Algunos síntomas del síndrome de choque tóxico incluyen:
- Confusión
- Diarrea
- Fiebre alta
- Insuficiencia renal
- Insuficiencia hepática
- Dolores musculares
- Náusea
- Sarpullido que ocurre aproximadamente 2 semanas después de la infección inicial y afecta las palmas y las plantas de los pies
- Enrojecimiento de ojos y garganta
- Vómitos
Diagnóstico
Para diagnosticar el TSS, se pueden usar análisis de sangre para verificar la función hepática, los tiempos de coagulación, el recuento de células sanguíneas, los niveles de electrolitos y la presencia de microorganismos. Los análisis de orina y el líquido cefalorraquídeo también se pueden controlar para detectar bacterias.
Tratamiento
El tratamiento del síndrome de choque tóxico se realiza en la UCI. La atención puede incluir lo siguiente:
- Antibióticos
- Diálisis para tratar la insuficiencia renal.
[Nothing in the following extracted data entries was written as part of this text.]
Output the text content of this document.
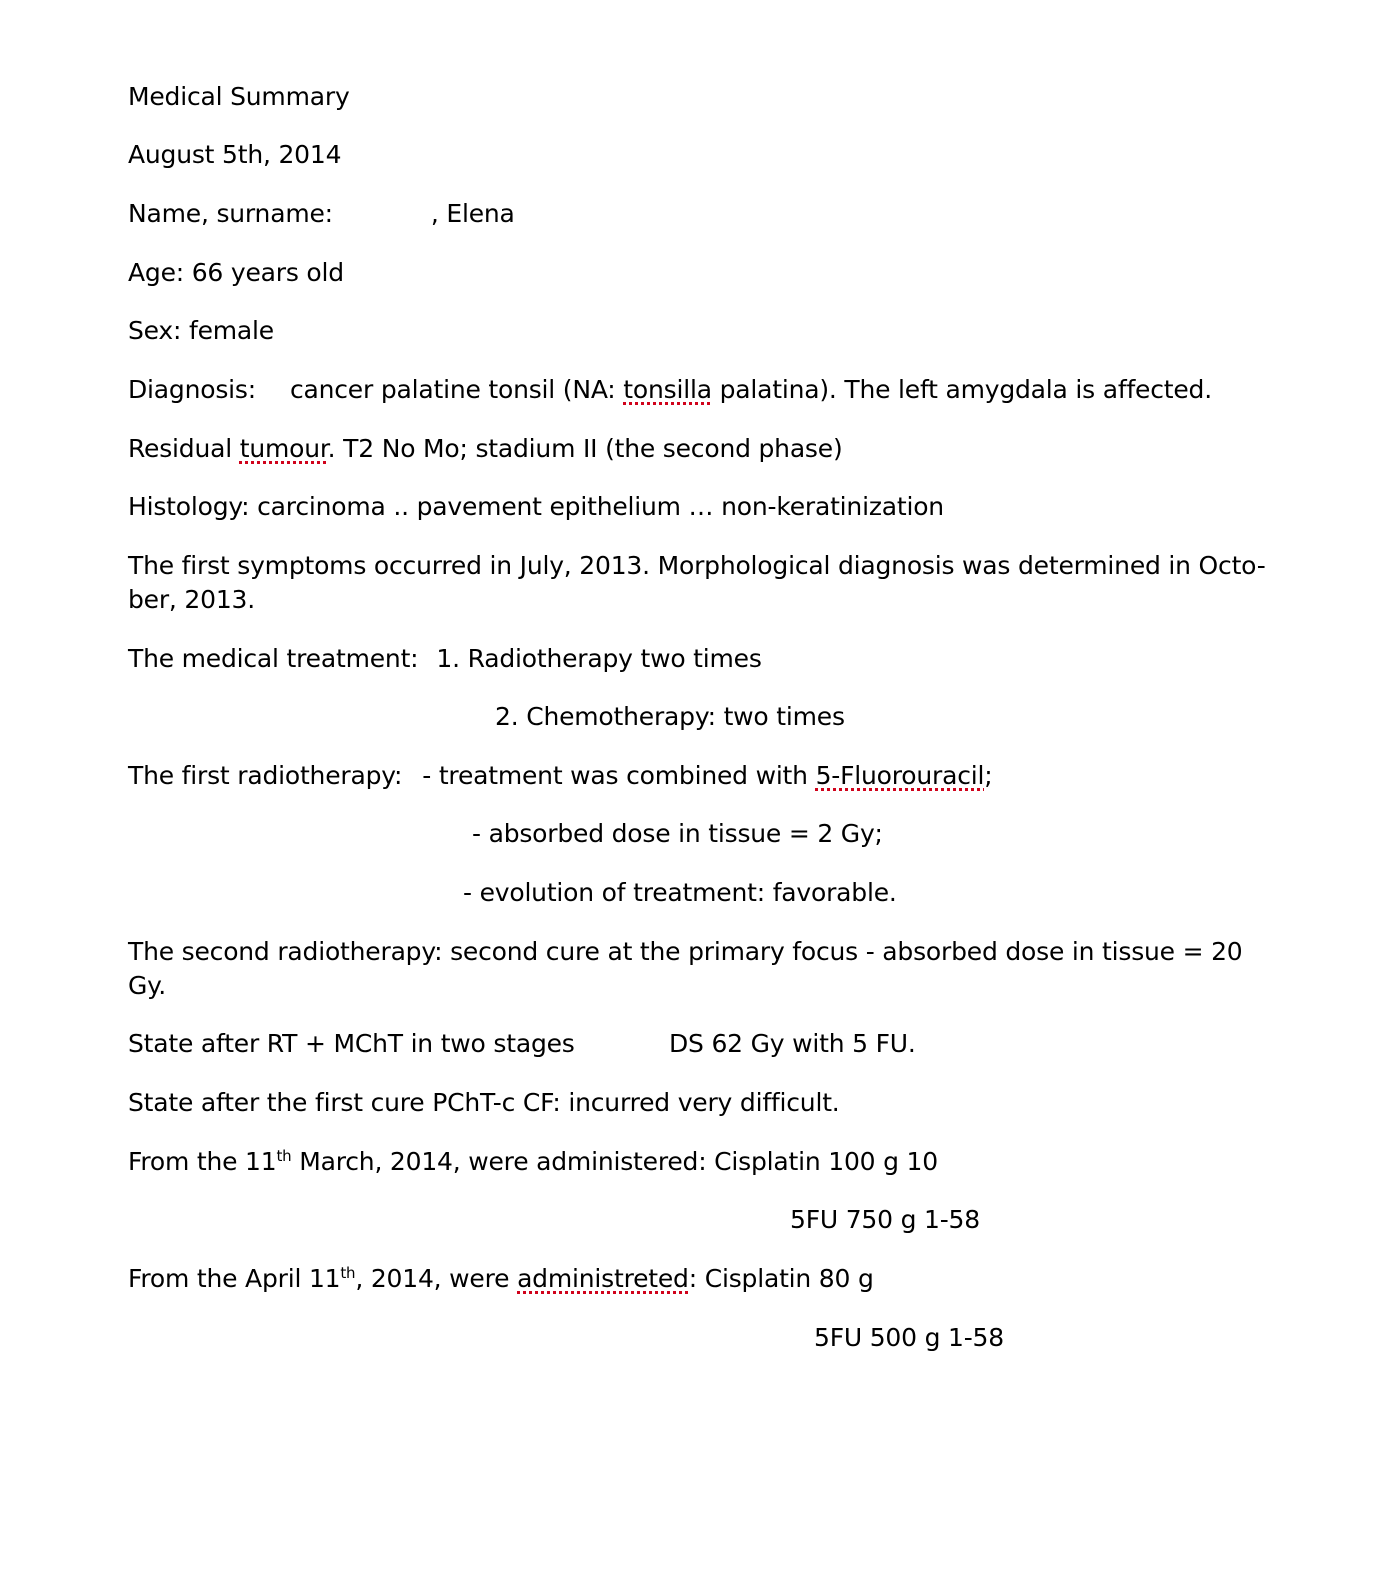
Medical Summary
August 5th, 2014
Name, surname:	, Elena
Age: 66 years old
Sex: female
Diagnosis: cancer palatine tonsil (NA: tonsilla palatina). The left amygdala is affected.
Residual tumour. T2 No Mo; stadium II (the second phase)
Histology: carcinoma .. pavement epithelium … non-keratinization
The first symptoms occurred in July, 2013. Morphological diagnosis was determined in Octo-ber, 2013.
The medical treatment: 1. Radiotherapy two times
2. Chemotherapy: two times
The first radiotherapy: - treatment was combined with 5-Fluorouracil;
- absorbed dose in tissue = 2 Gy;
- evolution of treatment: favorable.
The second radiotherapy: second cure at the primary focus - absorbed dose in tissue = 20 Gy.
State after RT + MChT in two stages	DS 62 Gy with 5 FU.
State after the first cure PChT-c CF: incurred very difficult.
From the 11th March, 2014, were administered: Cisplatin 100 g 10
5FU 750 g 1-58
From the April 11th, 2014, were administreted: Cisplatin 80 g
5FU 500 g 1-58
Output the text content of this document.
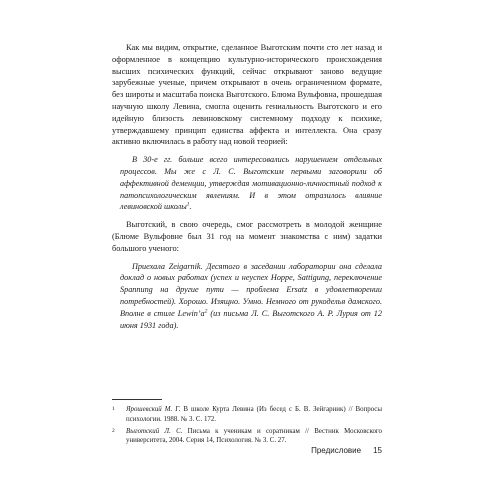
Как мы видим, открытие, сделанное Выготским почти сто лет назад и оформленное в концепцию культурно-исторического происхождения высших психических функций, сейчас открывают заново ведущие зарубежные ученые, причем открывают в очень ограниченном формате, без широты и масштаба поиска Выготского. Блюма Вульфовна, прошедшая научную школу Левина, смогла оценить гениальность Выготского и его идейную близость левиновскому системному подходу к психике, утверждавшему принцип единства аффекта и интеллекта. Она сразу активно включилась в работу над новой теорией:

В 30-е гг. больше всего интересовались нарушением отдельных процессов. Мы же с Л. С. Выготским первыми заговорили об аффективной деменции, утверждая мотивационно-личностный подход к патопсихологическим явлениям. И в этом отразилось влияние левиновской школы$^1$.

Выготский, в свою очередь, смог рассмотреть в молодой женщине (Блюме Вульфовне был 31 год на момент знакомства с ним) задатки большого ученого:

Приехала Zeigarnik. Десятого в заседании лаборатории она сделала доклад о новых работах (успех и неуспех Hoppe, Sattigung, переключение Spannung на другие пути — проблема Ersatz в удовлетворении потребностей). Хорошо. Изящно. Умно. Немного от рукоделья дамского. Вполне в стиле $Lewin’a^2$ (из письма Л. С. Выготского А. Р. Лурия от 12 июня 1931 года).

1 Ярошевский М. Г. В школе Курта Левина (Из бесед с Б. В. Зейгарник) // Вопросы психологии. 1988. № 3. С. 172.

2 Выготский Л. С. Письма к ученикам и соратникам // Вестник Московского университета, 2004. Серия 14, Психология. № 3. С. 27.

Предисловие 15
- Drenaje de cualquier sitio infectado
- Gammaglobulina (en casos graves)
- Líquidos intravenosos
- Eliminación de cuerpos extraños (como un tampón)
Una palabra de Googlawi
El aborto espontáneo es una experiencia traumática y desgarradora, que puede verse agravada por los días de sangrado que siguen. Es comprensible querer usar tampones para lidiar con esta etapa. Sin embargo, para proteger su salud y prevenir infecciones, evite el uso de tampones hasta que su médico le indique que es seguro volver a usarlos. Para obtener apoyo para lidiar con la pérdida del embarazo, busque el asesoramiento de un terapeuta calificado.